Fernández, nacido en Chile, tiene 68 años. Desde 1966 que reside en la Argentina y hace 13 años que habita en una casa en ruinas en medio de un amplio predio, donde hay algunos árboles. El terreno, ubicado al noreste de Cipolletti, cerca del basural, es reclamado por una familia de apellido Boronobeik, pero el amante de la vida arborícola asegura que le adeudan una cifra millonaria en pesos en concepto de indemnización por haber cuidado el lugar sin que le pagaran un peso.

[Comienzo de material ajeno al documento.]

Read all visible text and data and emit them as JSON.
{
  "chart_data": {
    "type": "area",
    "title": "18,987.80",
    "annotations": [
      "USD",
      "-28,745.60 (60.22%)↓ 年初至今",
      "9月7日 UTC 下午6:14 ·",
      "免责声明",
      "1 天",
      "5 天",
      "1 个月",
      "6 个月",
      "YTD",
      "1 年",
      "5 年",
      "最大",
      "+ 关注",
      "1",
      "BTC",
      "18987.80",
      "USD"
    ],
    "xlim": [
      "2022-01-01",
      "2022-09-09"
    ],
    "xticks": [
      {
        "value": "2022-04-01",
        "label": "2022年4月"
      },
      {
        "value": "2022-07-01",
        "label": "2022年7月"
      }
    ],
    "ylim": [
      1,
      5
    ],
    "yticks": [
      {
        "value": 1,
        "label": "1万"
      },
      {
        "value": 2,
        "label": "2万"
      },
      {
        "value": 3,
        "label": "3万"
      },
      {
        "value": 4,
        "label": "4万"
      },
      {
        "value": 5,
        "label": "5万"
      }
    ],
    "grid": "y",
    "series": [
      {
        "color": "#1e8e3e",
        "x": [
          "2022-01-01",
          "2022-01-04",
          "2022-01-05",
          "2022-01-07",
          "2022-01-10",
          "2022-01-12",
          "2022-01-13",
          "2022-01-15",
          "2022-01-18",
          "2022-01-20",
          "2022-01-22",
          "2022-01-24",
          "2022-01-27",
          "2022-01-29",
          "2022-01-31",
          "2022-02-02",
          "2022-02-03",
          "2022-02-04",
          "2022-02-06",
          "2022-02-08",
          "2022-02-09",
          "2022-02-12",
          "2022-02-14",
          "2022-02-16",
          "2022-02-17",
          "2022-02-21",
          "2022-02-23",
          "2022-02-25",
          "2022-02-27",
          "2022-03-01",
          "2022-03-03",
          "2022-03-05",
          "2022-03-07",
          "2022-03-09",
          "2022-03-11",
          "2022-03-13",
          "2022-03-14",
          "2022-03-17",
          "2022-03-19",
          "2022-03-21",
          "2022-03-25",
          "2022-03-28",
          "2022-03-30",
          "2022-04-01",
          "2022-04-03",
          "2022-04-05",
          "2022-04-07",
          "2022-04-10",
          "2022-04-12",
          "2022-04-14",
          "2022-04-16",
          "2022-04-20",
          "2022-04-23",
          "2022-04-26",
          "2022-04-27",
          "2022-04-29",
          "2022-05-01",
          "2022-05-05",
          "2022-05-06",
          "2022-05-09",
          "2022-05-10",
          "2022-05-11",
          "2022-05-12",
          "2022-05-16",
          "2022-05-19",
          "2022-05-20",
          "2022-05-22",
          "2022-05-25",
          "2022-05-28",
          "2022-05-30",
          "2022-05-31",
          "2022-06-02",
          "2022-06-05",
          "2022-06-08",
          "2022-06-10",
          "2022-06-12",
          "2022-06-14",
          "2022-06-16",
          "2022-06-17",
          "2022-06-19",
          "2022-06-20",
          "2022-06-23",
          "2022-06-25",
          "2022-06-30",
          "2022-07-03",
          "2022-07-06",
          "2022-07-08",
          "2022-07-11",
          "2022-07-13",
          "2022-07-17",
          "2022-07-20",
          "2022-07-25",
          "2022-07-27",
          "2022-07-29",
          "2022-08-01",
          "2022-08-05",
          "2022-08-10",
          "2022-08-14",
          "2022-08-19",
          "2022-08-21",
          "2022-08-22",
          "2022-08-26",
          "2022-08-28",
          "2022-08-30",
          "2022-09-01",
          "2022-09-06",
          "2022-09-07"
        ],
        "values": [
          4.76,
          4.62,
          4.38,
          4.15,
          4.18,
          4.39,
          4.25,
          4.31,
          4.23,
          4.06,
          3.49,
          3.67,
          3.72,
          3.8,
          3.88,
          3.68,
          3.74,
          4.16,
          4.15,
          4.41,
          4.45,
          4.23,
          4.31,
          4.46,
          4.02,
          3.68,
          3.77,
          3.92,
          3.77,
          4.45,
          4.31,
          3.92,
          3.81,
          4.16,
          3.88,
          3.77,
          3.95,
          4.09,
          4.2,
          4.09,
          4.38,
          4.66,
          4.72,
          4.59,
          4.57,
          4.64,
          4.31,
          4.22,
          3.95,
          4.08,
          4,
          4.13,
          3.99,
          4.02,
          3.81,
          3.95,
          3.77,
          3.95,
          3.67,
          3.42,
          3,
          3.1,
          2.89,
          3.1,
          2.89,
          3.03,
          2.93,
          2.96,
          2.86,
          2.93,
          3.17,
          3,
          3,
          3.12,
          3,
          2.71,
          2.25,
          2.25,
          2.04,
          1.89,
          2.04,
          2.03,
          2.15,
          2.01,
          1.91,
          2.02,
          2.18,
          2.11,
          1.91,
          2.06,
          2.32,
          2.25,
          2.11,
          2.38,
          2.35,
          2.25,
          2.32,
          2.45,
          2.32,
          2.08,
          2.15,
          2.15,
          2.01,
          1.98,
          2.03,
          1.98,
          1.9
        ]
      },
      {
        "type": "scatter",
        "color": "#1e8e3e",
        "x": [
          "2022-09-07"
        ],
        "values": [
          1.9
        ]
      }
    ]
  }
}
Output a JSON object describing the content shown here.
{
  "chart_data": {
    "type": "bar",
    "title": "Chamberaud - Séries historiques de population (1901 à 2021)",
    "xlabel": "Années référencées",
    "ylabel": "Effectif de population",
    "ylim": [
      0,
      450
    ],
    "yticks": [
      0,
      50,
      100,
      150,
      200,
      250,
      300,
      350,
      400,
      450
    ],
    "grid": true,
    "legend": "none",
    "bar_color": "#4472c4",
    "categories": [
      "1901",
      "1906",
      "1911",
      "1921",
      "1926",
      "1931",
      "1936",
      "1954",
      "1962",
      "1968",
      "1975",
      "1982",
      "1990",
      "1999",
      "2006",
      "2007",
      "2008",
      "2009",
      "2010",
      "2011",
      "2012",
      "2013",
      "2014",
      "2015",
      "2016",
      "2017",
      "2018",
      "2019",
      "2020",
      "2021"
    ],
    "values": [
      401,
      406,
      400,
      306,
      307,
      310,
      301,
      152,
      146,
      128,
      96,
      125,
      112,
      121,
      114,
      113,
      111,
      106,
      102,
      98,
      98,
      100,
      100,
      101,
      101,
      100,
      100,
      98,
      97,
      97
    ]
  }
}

El 15 de mayo recibió una nueva notificación judicial por el caso, lo que volvió a despertar la alarma por su situación. Gente que lo ayuda y que también les brinda asistencia a sus perros quedó muy preocupada por la instancia, ya que en la actualidad no tendría ingresos fijos y su situación nutricional podría estar complicada.
En estos días, las personas que le tienen afecto y que no han podido visitarlo hace un tiempo se preparan para concurrir hasta su precario hogar y darle la asistencia que puedan reunir. Los fríos de esta época son muy peligrosos para la salud y los requerimientos alimentarios se multiplican.